Site iconJava PDF Blog

How do Filter and DecodeParms Objects change a PDF Image

One of the hardest things I found to get to grips with on the PDF File format was using filters and DecodeParams together. So let us look at some examples to see  how they work.

Here is the PDF object dump for an Image object in a PDF file (which uses a /Filter to compress the data and a /DecodeParms to contain values for that filter.

<< /DecodeParms [<< /BlackIs1 true /K -1 /Rows 3300 /Columns 2560 >>]
/Type /XObject
/Subtype /Image
/ColorSpace [/Indexed /DeviceRGB 1 ]
/Width 2560
/BitsPerComponent 1
/Length 45 0 R
/Height 3300
/Filter [ /CCITTFaxDecode]
>>
stream

It could also be written coded with the DecodeParms in a separate object like this

<<
/DecodeParms [44 0 R]
/Type /XObject
/Subtype /Image
/ColorSpace [/Indexed /DeviceRGB 1 ]
/Width 2560
/BitsPerComponent 1
/Length 45 0 R
/Height 3300
/Filter [ /CCITTFaxDecode]
>>
stream

44 0 obj
<<
/BlackIs1 true
/K -1
/Rows 3300
/Columns 2560
>>
endobj

So far so good. The Image has a /CCITT filter which uses some values stored in /DecodeParams (either directly or as an object).

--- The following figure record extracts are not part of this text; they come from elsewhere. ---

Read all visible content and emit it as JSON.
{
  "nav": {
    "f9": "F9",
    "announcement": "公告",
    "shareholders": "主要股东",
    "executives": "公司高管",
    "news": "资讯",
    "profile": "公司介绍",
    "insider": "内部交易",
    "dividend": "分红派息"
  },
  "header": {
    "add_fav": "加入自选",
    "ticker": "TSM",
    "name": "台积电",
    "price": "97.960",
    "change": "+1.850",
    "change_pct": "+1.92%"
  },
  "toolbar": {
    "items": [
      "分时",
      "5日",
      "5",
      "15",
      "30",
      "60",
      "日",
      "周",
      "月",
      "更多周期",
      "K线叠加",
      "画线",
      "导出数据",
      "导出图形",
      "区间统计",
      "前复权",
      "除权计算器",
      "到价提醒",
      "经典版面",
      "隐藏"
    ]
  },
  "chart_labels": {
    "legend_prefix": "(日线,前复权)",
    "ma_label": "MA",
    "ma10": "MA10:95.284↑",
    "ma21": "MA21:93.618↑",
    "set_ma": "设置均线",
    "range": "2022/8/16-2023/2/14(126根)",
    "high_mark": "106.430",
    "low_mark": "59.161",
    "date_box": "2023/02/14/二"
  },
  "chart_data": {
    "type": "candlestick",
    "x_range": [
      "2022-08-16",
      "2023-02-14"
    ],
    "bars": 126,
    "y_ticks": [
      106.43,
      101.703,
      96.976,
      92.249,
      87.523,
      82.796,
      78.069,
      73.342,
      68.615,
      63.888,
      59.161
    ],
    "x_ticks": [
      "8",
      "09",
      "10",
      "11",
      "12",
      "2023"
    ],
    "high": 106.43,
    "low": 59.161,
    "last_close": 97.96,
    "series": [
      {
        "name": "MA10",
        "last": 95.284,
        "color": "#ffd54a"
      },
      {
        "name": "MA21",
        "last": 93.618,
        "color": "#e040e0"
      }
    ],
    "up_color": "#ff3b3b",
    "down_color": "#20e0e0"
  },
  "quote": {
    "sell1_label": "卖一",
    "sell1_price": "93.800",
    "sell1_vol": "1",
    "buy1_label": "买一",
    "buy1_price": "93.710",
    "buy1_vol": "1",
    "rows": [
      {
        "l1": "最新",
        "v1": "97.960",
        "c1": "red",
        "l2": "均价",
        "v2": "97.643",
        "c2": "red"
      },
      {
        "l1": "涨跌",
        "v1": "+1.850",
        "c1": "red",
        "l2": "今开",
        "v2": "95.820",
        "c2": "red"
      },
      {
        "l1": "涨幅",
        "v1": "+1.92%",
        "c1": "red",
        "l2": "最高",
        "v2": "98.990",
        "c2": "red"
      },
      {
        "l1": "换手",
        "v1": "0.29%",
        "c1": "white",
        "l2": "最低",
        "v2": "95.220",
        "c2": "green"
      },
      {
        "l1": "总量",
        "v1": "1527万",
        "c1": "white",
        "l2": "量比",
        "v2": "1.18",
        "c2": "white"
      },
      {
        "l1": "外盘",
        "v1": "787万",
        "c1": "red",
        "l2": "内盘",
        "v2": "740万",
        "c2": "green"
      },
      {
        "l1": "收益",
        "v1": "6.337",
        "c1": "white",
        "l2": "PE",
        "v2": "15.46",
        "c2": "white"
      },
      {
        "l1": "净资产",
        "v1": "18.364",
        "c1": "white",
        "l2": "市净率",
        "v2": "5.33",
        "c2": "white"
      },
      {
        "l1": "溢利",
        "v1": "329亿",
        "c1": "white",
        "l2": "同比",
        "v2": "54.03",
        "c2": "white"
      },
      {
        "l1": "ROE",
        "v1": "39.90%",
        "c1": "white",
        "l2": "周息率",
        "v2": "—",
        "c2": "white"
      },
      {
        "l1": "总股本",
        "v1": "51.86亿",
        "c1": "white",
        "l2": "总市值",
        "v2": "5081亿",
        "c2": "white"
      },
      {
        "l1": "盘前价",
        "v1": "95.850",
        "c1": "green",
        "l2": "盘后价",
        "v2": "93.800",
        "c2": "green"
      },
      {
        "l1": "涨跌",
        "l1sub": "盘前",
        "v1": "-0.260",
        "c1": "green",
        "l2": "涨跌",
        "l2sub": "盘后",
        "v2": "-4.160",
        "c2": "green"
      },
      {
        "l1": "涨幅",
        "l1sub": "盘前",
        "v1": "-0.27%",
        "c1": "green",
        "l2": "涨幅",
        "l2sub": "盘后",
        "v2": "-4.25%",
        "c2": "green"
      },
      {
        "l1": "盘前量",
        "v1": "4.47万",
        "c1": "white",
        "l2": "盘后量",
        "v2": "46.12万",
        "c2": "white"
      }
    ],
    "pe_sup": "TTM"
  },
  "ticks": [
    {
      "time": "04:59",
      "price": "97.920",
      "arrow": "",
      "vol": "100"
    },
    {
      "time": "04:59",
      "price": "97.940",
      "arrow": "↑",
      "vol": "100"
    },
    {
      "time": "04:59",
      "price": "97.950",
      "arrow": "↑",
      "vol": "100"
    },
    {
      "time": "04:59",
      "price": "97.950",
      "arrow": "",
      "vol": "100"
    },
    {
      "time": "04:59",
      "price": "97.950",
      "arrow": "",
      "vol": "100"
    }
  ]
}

But the image can have a more than one filter, in which case there needs to be a decodeParms for each example. In which case they are both arrays of values.

<<
/DecodeParms [43 0 R 44 0 R]
/Type /XObject
/Subtype /Image
/ColorSpace [/Indexed /DeviceRGB 1 ]
/Width 2560
/BitsPerComponent 1
/Length 45 0 R
/Height 3300
/Filter [/A85 /CCITTFaxDecode]
>>
stream

43 0 obj
<<
>>
endobj
44 0 obj
<<
/BlackIs1 true
/K -1
/Rows 3300
/Columns 2560
>>
endobj

So in this case, object 43 0 is the decodeParms value for /A85 filter and object 44 0 is the decodeParms for the /CCITT filter. Because /A85 does not take any values, but we still need a decodeParms for each filter we end up with an empty object. As you can imagine we had a  lot of fun getting our PDF parser to handle all these cases properly!

It works but it is a clunky mechanism – I would much prefer to have seen all the values in the single FIlter object which would have made it simpler to use and avoided these clunky cases. What do you think? Does it have any real advantages?